Keats recalls this one girl, she was “perfect,” Steve told him. Steve was so excited. He couldn’t do enough for her. “Then he said to me, ‘But she’s got this toenail. I can’t deal with that. She’s got a bad toenail.’ And I say to him, ‘Monty, what’s wrong with her toenail?’ and we start talking about a toenail. ‘Is it her big toe, or her small toe?’” Big reasons or small reasons—for Steve, there were always reasons.
He might see one of his former girlfriends a few years later; he might even think about how he had really blown it with her. He never believed there wasn’t a special girl out there for him, or that he wouldn’t find her.

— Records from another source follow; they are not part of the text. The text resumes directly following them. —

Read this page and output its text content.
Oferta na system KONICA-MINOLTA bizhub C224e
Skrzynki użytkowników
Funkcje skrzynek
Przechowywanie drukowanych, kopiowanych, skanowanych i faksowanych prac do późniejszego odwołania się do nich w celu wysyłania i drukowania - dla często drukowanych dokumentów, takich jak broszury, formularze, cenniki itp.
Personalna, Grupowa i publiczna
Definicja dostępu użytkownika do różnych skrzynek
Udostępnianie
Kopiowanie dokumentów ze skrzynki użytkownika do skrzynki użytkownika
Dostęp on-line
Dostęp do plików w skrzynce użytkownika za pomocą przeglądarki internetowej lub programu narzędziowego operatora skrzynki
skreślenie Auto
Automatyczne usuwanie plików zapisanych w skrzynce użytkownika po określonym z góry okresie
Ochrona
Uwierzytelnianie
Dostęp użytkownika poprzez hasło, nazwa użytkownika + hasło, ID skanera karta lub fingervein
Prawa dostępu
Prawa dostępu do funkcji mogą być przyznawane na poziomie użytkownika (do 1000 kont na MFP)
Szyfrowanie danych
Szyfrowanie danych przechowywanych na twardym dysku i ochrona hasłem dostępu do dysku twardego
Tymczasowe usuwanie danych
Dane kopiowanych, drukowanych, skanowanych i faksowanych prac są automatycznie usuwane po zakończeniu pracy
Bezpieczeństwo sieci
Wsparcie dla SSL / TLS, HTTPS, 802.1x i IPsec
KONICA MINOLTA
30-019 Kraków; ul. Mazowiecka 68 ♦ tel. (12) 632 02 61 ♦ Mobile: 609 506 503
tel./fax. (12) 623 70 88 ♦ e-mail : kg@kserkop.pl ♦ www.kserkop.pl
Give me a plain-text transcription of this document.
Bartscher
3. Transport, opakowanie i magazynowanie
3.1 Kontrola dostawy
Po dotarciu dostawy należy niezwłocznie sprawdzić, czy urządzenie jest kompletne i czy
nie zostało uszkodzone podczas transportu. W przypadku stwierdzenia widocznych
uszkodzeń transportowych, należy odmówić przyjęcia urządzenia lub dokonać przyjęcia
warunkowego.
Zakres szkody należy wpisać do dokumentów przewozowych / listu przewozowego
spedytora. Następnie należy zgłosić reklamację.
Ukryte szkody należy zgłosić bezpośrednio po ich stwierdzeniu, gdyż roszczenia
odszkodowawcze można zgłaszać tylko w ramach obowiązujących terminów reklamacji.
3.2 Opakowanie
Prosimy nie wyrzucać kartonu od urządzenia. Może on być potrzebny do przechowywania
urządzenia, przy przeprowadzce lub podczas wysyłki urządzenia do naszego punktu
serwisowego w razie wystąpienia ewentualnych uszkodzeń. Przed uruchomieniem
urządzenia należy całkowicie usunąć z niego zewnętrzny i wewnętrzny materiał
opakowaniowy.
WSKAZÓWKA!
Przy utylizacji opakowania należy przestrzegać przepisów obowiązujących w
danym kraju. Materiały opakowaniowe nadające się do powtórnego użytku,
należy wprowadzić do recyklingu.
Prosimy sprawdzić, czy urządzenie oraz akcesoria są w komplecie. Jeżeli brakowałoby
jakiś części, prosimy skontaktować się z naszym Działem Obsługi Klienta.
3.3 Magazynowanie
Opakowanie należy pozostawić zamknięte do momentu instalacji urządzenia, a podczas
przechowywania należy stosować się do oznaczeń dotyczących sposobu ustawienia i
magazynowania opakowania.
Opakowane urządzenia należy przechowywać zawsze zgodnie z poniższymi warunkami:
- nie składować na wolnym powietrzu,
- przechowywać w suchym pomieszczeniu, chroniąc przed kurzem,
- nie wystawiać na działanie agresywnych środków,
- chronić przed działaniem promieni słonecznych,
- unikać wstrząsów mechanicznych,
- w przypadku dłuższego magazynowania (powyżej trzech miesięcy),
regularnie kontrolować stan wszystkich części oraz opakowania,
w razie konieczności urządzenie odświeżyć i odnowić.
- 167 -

That season in Chicago, Missy Holas moved in with Steve. The two of them had met at a party in 2004 in Calgary during the Flames’ Cup run. At the time, Steve was a college-age kid living an adult life with adult responsibilities every night the Flames played; and living a college-kid life of parties, alcohol, and drugs every night in between. At least, years later, that’s how Missy remembered him, and she hadn’t been impressed. Missy was a chiropractor and was living in Atlanta. She had clients on several NHL teams that she would see when their teams were in the city to play the Thrashers. She was often in the dressing room area, and over the years, when Florida, Anaheim, or Buffalo were in town, she and Steve might walk by each other, smile, and say hi.